Berlin_holocaust_memorial Life on the road is sometimes not so great.  You’re doing 3 interviews a day.  You are fighting to sustain the intellectual elasticity on which the method depends…even as the ethnographic data grows more voluminous and various.  The possibility of pilot error grows and grows. 

There are smaller complaints: jet lag, the compressions of air travel and hotel life, work continuing to come from home, and the club house sandwiches that the hotel staff now know to bring you at regular intervals.  All of these are beginning to take a toll. 

Just when you are ready to wallow in self pity, something happens.  Today, I was standing on the balcony of a worker’s flat in what used to be East Germany.  The mistress of the household is pointing to the place the wall once stood, not 60 yards away.  There are tears in her eyes. 

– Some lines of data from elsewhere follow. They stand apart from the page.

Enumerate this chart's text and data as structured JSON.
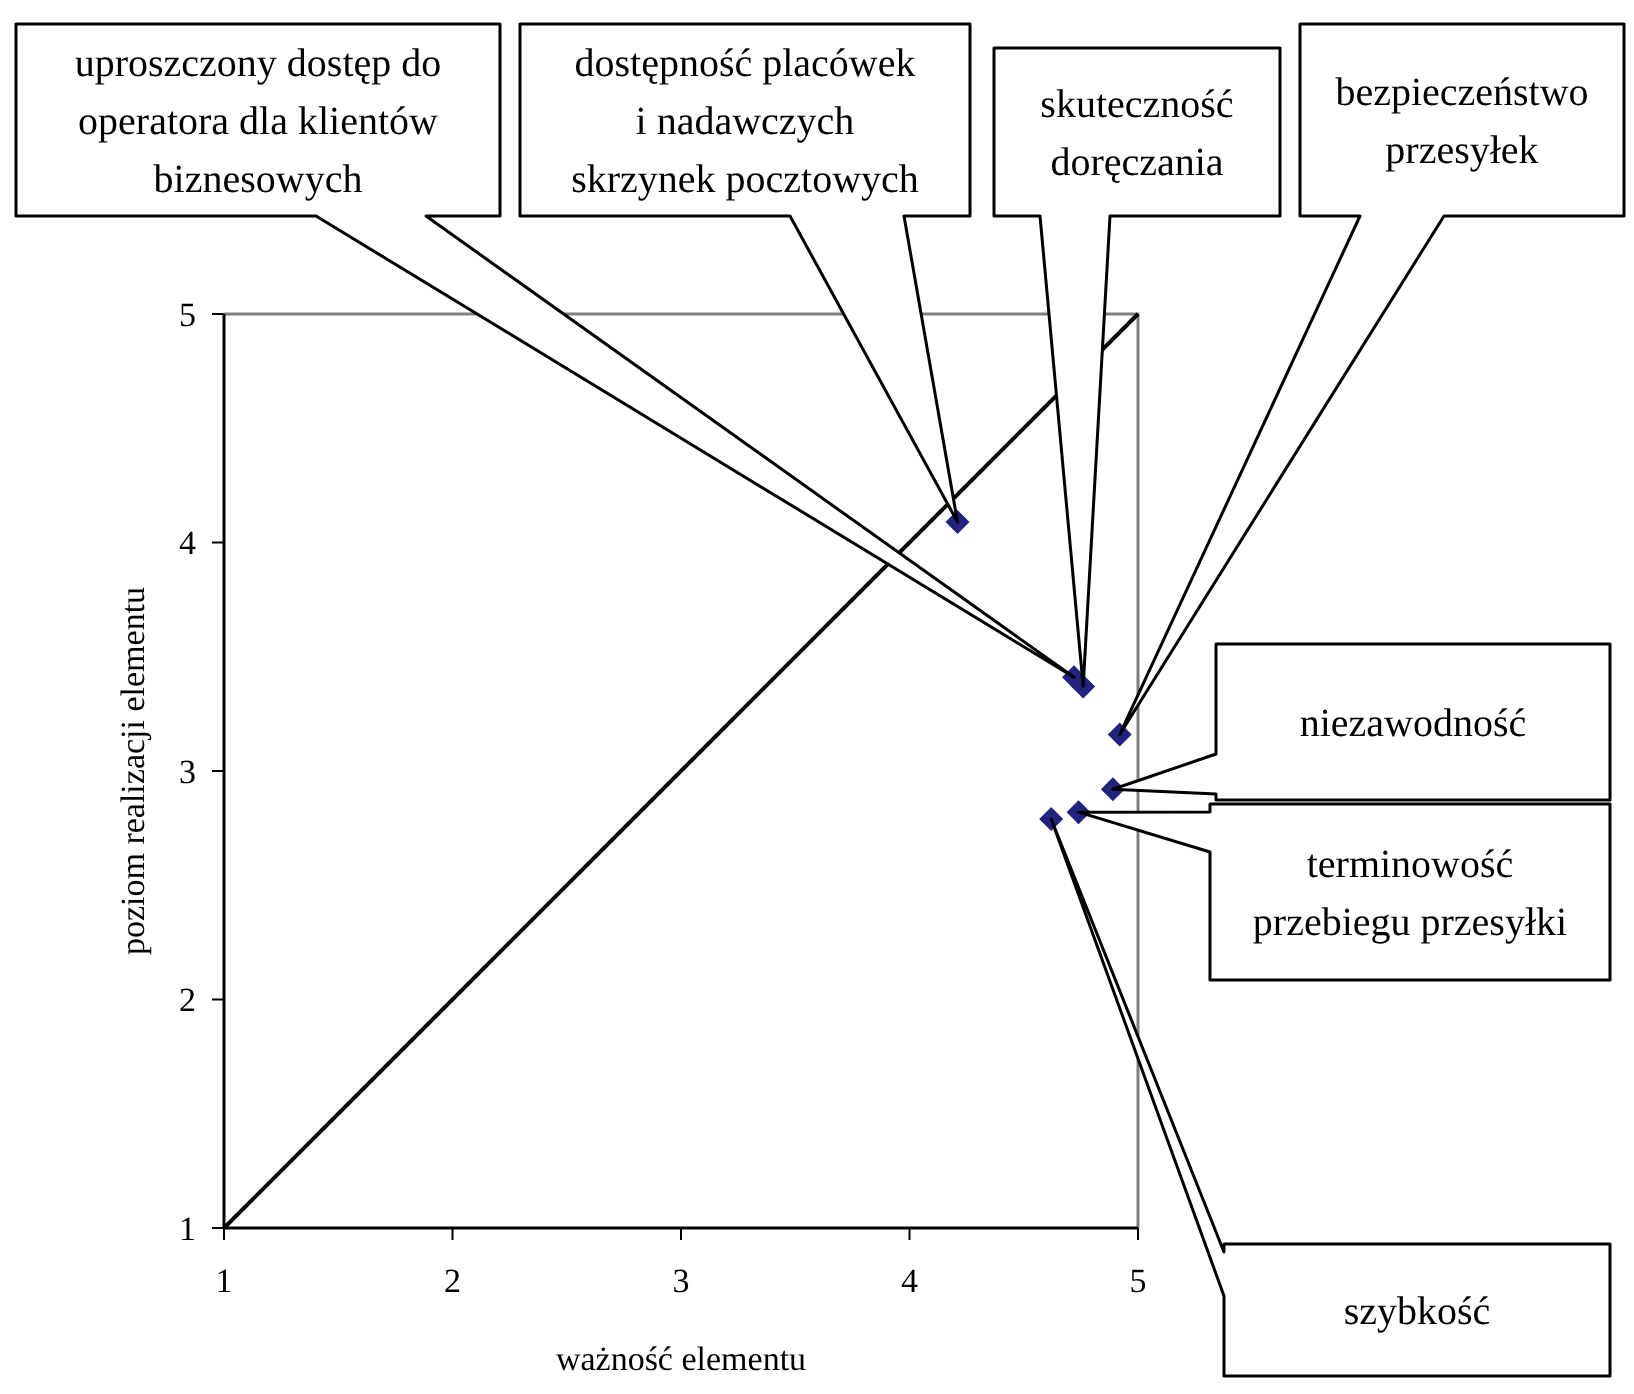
{
  "chart_data": {
    "type": "scatter",
    "xlabel": "ważność elementu",
    "ylabel": "poziom realizacji elementu",
    "xlim": [
      1,
      5
    ],
    "ylim": [
      1,
      5
    ],
    "xticks": [
      1,
      2,
      3,
      4,
      5
    ],
    "yticks": [
      1,
      2,
      3,
      4,
      5
    ],
    "grid": false,
    "series": [
      {
        "type": "line",
        "color": "#000000",
        "x": [
          1,
          5
        ],
        "values": [
          1,
          5
        ],
        "marker": "none",
        "line_style": "solid"
      },
      {
        "color": "#23237f",
        "marker": "diamond",
        "x": [
          4.72,
          4.21,
          4.76,
          4.92,
          4.89,
          4.74,
          4.62
        ],
        "values": [
          3.41,
          4.09,
          3.37,
          3.16,
          2.92,
          2.82,
          2.79
        ]
      }
    ],
    "annotations": [
      "uproszczony dostęp do\noperatora dla klientów\nbiznesowych",
      "dostępność placówek\ni nadawczych\nskrzynek pocztowych",
      "skuteczność\ndoręczania",
      "bezpieczeństwo\nprzesyłek",
      "niezawodność",
      "terminowość\nprzebiegu przesyłki",
      "szybkość"
    ]
  }
}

"It was 17 years ago.  But I still can’t believe it’s gone." 

She’s deeply grateful for her freedom.  Her husband is better placed in the world of work.  He now seizes little liberties he was previously denied: an extravagant beard.  She was able to go to Egypt, and travel the Nile.  Their apartment is smart with new appliances and fashionable decor schemes.

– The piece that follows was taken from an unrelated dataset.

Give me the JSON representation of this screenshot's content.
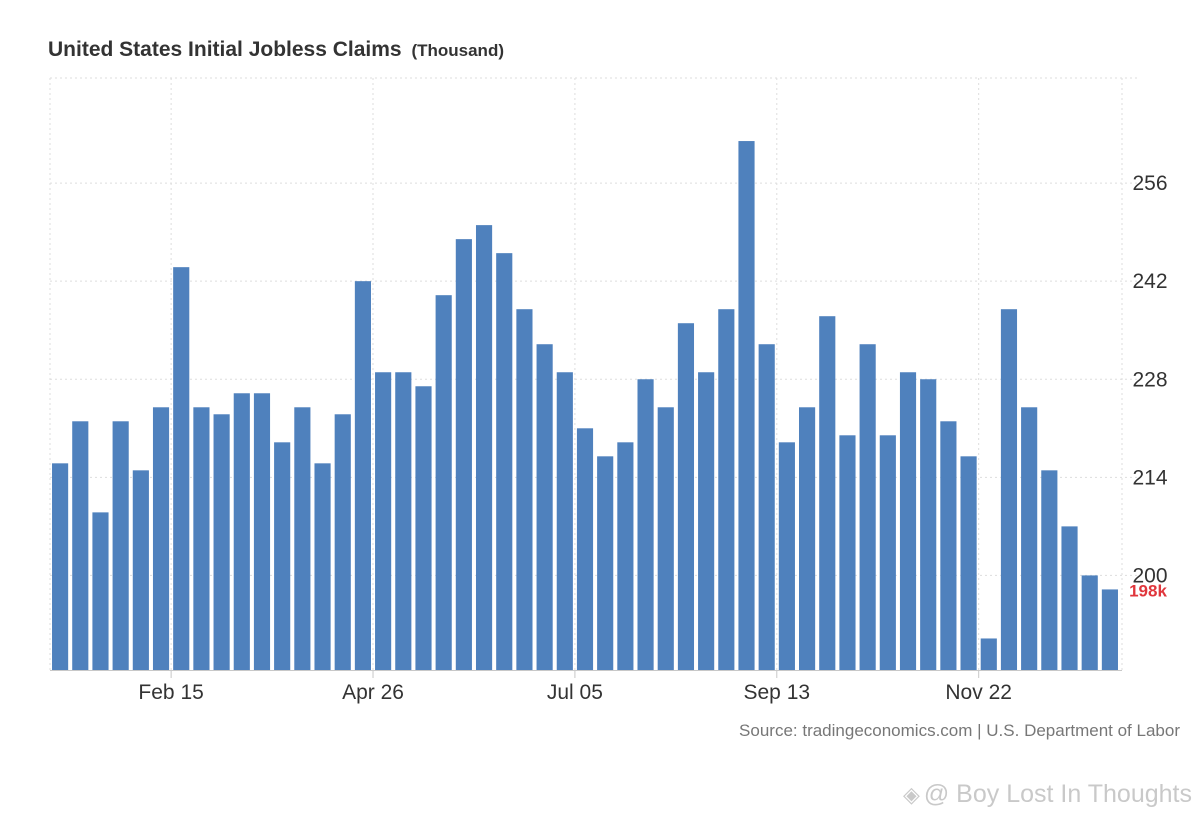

But she misses the wall.  "It used to be our enemy.  And now I think of it as a friend.  It kept things out."  She means noise, foreign neighbors, and the commotion of contemporary life.  This sounds nasty and xenophobic.  But, no, her outpouring was heart felt, genuine, the expression of a thoughtful, generous, sensitive person. 

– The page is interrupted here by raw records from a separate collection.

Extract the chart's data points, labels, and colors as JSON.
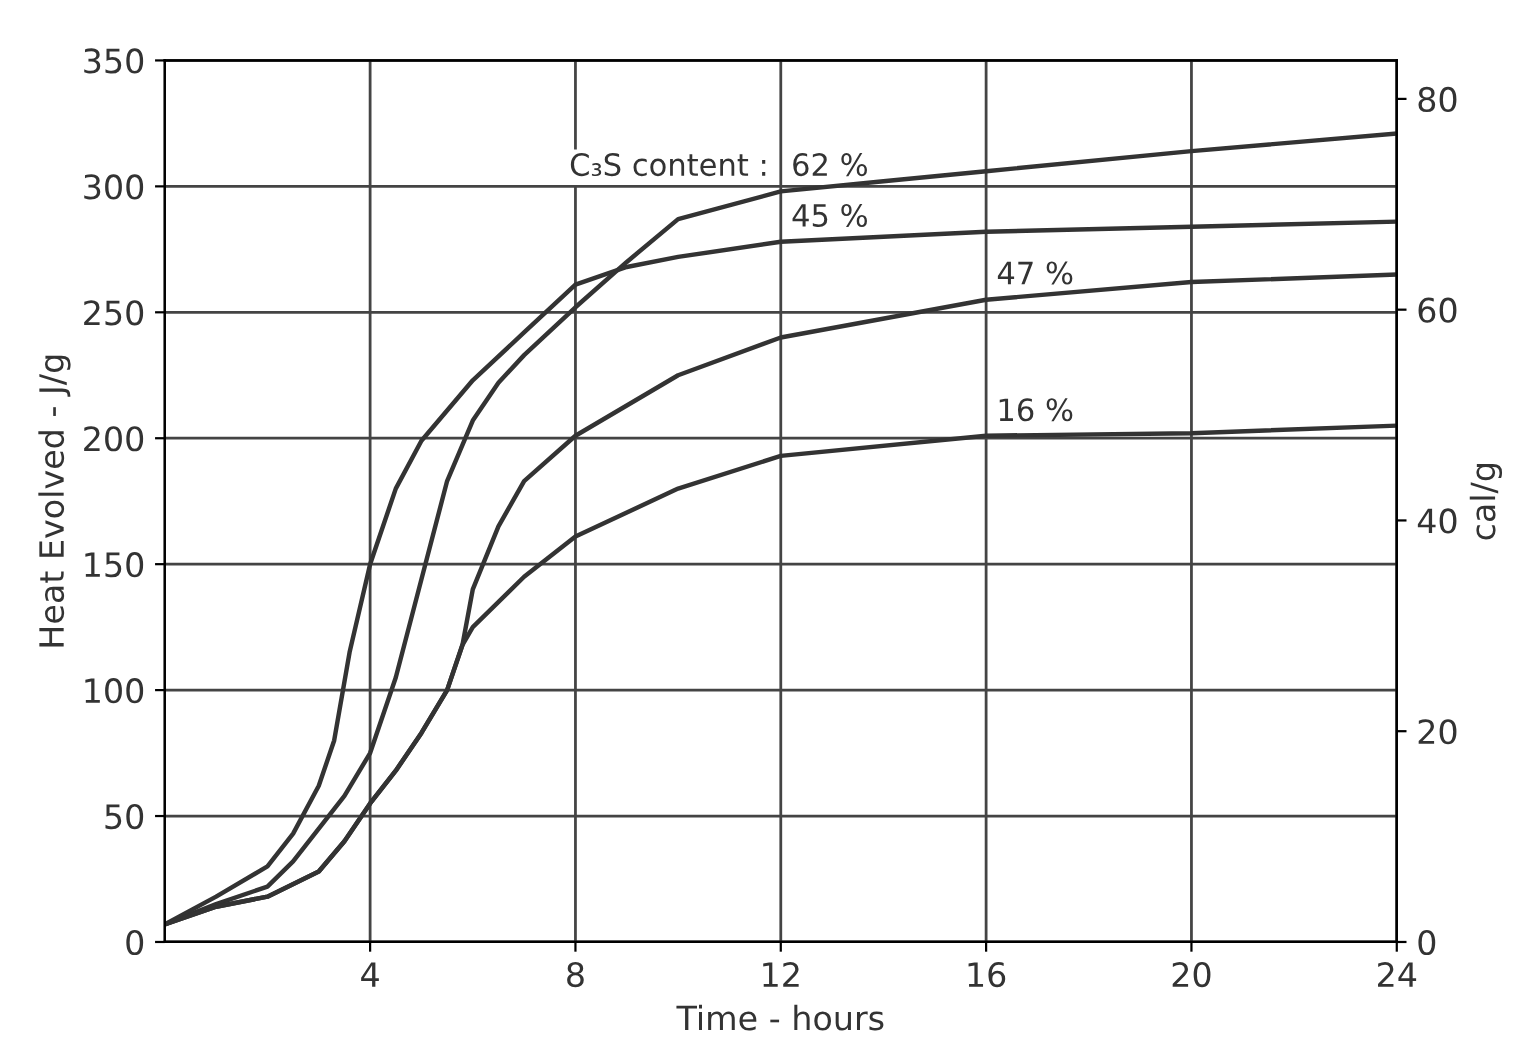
{
  "chart_data": {
    "type": "line",
    "xlabel": "Time - hours",
    "ylabel": "Heat Evolved - J/g",
    "y2label": "cal/g",
    "xlim": [
      0,
      24
    ],
    "xticks": [
      4,
      8,
      12,
      16,
      20,
      24
    ],
    "ylim": [
      0,
      350
    ],
    "yticks": [
      0,
      50,
      100,
      150,
      200,
      250,
      300,
      350
    ],
    "y2lim": [
      0,
      83.65
    ],
    "y2ticks": [
      0,
      20,
      40,
      60,
      80
    ],
    "grid": true,
    "legend": false,
    "marker": "none",
    "line_style": "solid",
    "series": [
      {
        "name": "62 %",
        "color": "#333333",
        "x": [
          0,
          1,
          2,
          2.5,
          3,
          3.5,
          4,
          4.5,
          5,
          5.5,
          6,
          6.5,
          7,
          8,
          9,
          10,
          12,
          14,
          16,
          20,
          24
        ],
        "values": [
          7,
          15,
          22,
          32,
          45,
          58,
          75,
          105,
          144,
          183,
          207,
          222,
          233,
          252,
          270,
          287,
          298,
          302,
          306,
          314,
          321
        ]
      },
      {
        "name": "45 %",
        "color": "#333333",
        "x": [
          0,
          1,
          2,
          2.5,
          3,
          3.3,
          3.6,
          4,
          4.5,
          5,
          6,
          7,
          8,
          9,
          10,
          12,
          16,
          20,
          24
        ],
        "values": [
          7,
          18,
          30,
          43,
          62,
          80,
          115,
          150,
          180,
          199,
          223,
          242,
          261,
          268,
          272,
          278,
          282,
          284,
          286
        ]
      },
      {
        "name": "47 %",
        "color": "#333333",
        "x": [
          0,
          1,
          2,
          3,
          3.5,
          4,
          4.5,
          5,
          5.5,
          5.8,
          6,
          6.5,
          7,
          8,
          10,
          12,
          16,
          20,
          24
        ],
        "values": [
          7,
          14,
          18,
          28,
          40,
          55,
          68,
          83,
          100,
          118,
          140,
          165,
          183,
          201,
          225,
          240,
          255,
          262,
          265
        ]
      },
      {
        "name": "16 %",
        "color": "#333333",
        "x": [
          0,
          1,
          2,
          3,
          3.5,
          4,
          4.5,
          5,
          5.5,
          5.8,
          6,
          7,
          8,
          10,
          12,
          16,
          20,
          24
        ],
        "values": [
          7,
          14,
          18,
          28,
          40,
          55,
          68,
          83,
          100,
          118,
          125,
          145,
          161,
          180,
          193,
          201,
          202,
          205
        ]
      }
    ],
    "annotations": [
      "C₃S content :"
    ]
  }
}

It must have been the empathy (God knows there has got to be some  good explanation), but I got misty eyed, too.  So did the translator.  (Let me know if you need a translator in Germany.  Barbara is a joy.)  There we were, the three of us, all on verge of tears at the fall of the wall.  I may have had stranger moments as a practicing ethnographers but I can’t think of one. 

Berlin has been full of surprises.  I had an almost visceral reaction as we drove into the city from the train station.  I’m a mid-century baby, and Berlin was a hot point of the cold war.  It’s with me still, as if the "spooks" still haunted the city, as if those people who died trying to get out were still here. 

The downtown was still more astonishing.  Capitalism came in force. The downtown is filled with one design triumph after another…as if to insist on the contrast with the old regime.  Capitalism showing off, making a statement.  As if there was any doubt about who the winner was, or why the winner won. 

And finally, we happened to drive by the relatively new Holocaust memorial.  (I never have time on the road actually to visit anything. I see it through the window of the taxi or not at all.)  The Holocaust, this was the biggest mystery of my childhood.  I was 6 in 1957 and the popular press continued to try to think how to think about the Holocaust.  When you are little, it is always intensely interesting when adults are shocked, wordless, tearful, incoherent. 

Eventually, of course, you see what the matter is.  There is no way to think about the Holocaust.  There is no way to mourn it. You can try.  And then you realize the scale of the horror.  You understand that grief of this order will bend you till it breaks you.  The Holocaust is hard to memorialize.  Trying and failing, that’s, I guess, a way to remember what it was.